Sunday, October 27, 2013

Going Blind

So I'd like to say that it's been long and hard, yea I said those two words together, since summer started and she decided to abandon me. Since that horrid moment in my personal history, I've slowly lost sight of myself. Besides starting to get crushes on girls just because they're "pwetty" or reducing lifting weights, I've just started to just be a Moba addict. In fact, Dota has been fucked by a recent update so I started playing, sadly, League of Legends. I've also half abandoned this blog. I'm surprised that the posts I do make get views. I guess I somehow post interesting and important stuff, but I really don't know. But back to the subject, I want to go back to me again. To the guy that always knew why he did something routinely. I still need a reason to lift weights. Before? Well before I'd tell myself who I had to protect, who I was going to protect. But now I don't know. Those thoughts, they're irrelevant now. I've lost touch with them.
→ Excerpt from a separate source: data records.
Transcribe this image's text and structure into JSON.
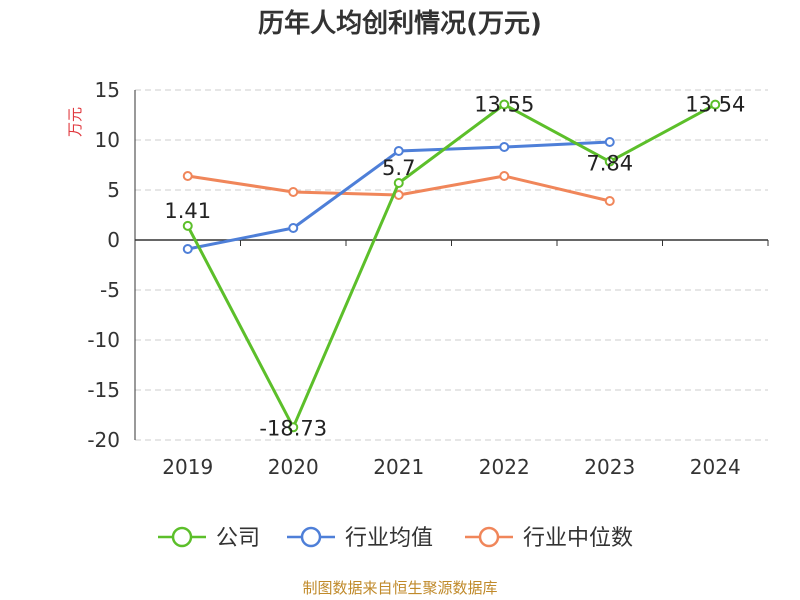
{
  "chart_data": {
    "type": "line",
    "title": "历年人均创利情况(万元)",
    "ylabel": "万元",
    "categories": [
      "2019",
      "2020",
      "2021",
      "2022",
      "2023",
      "2024"
    ],
    "ylim": [
      -20,
      15
    ],
    "yticks": [
      15,
      10,
      5,
      0,
      -5,
      -10,
      -15,
      -20
    ],
    "grid": true,
    "legend_position": "bottom",
    "series": [
      {
        "name": "公司",
        "color": "#5cbf2a",
        "values": [
          1.41,
          -18.73,
          5.7,
          13.55,
          7.84,
          13.54
        ],
        "labels": [
          "1.41",
          "-18.73",
          "5.7",
          "13.55",
          "7.84",
          "13.54"
        ]
      },
      {
        "name": "行业均值",
        "color": "#4e7fd8",
        "values": [
          -0.9,
          1.2,
          8.9,
          9.3,
          9.8,
          null
        ]
      },
      {
        "name": "行业中位数",
        "color": "#f0865a",
        "values": [
          6.4,
          4.8,
          4.5,
          6.4,
          3.9,
          null
        ]
      }
    ]
  },
  "source": "制图数据来自恒生聚源数据库"
}
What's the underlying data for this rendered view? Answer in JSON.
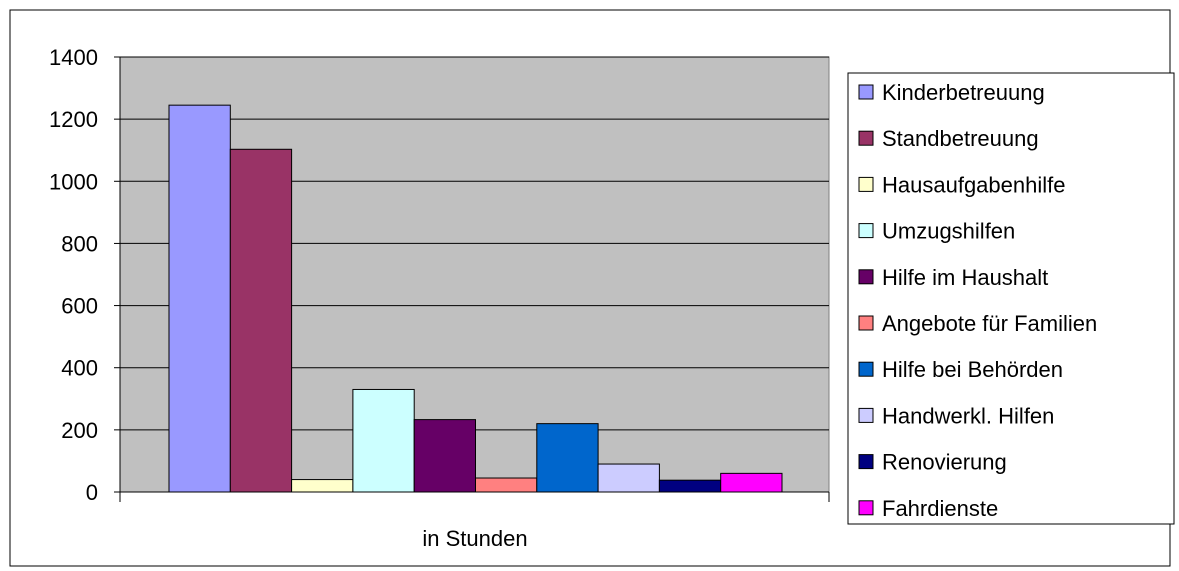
{
  "chart_data": {
    "type": "bar",
    "categories": [
      "in Stunden"
    ],
    "series": [
      {
        "name": "Kinderbetreuung",
        "values": [
          1245
        ],
        "color": "#9999ff"
      },
      {
        "name": "Standbetreuung",
        "values": [
          1103
        ],
        "color": "#993366"
      },
      {
        "name": "Hausaufgabenhilfe",
        "values": [
          40
        ],
        "color": "#ffffcc"
      },
      {
        "name": "Umzugshilfen",
        "values": [
          330
        ],
        "color": "#ccffff"
      },
      {
        "name": "Hilfe im Haushalt",
        "values": [
          233
        ],
        "color": "#660066"
      },
      {
        "name": "Angebote für Familien",
        "values": [
          45
        ],
        "color": "#ff8080"
      },
      {
        "name": "Hilfe bei Behörden",
        "values": [
          220
        ],
        "color": "#0066cc"
      },
      {
        "name": "Handwerkl. Hilfen",
        "values": [
          90
        ],
        "color": "#ccccff"
      },
      {
        "name": "Renovierung",
        "values": [
          38
        ],
        "color": "#000080"
      },
      {
        "name": "Fahrdienste",
        "values": [
          60
        ],
        "color": "#ff00ff"
      }
    ],
    "yticks": [
      "0",
      "200",
      "400",
      "600",
      "800",
      "1000",
      "1200",
      "1400"
    ],
    "ylim": [
      0,
      1400
    ],
    "grid": true,
    "legend_position": "right",
    "plot_background": "#c0c0c0"
  }
}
It was two girls, one of which you should know who is, the other only a few will know. I always said I lifted weights because I was always going to be there to protect them. But, I lost touch with them. I try, and try, to fix shit with her, I really do. I'm scared that things are going to become what they've become with the other girl. We only talk when one of us needs something. We're not friends or anything. Mostly it's me that needs something. If I attempt casual talk it just fails after a few things get said. But I guess that's what's coming. It's amazing how when someone's hope deteriorates slowly so does the rest of them until they're only what you see when that guy looks in the water and there's a ripple from a pebble. It's the same person, but distorted. Distorted to the point where you can barely recognize him or her. I want to go back to being me. The jovial, carefree, dickhole that people love.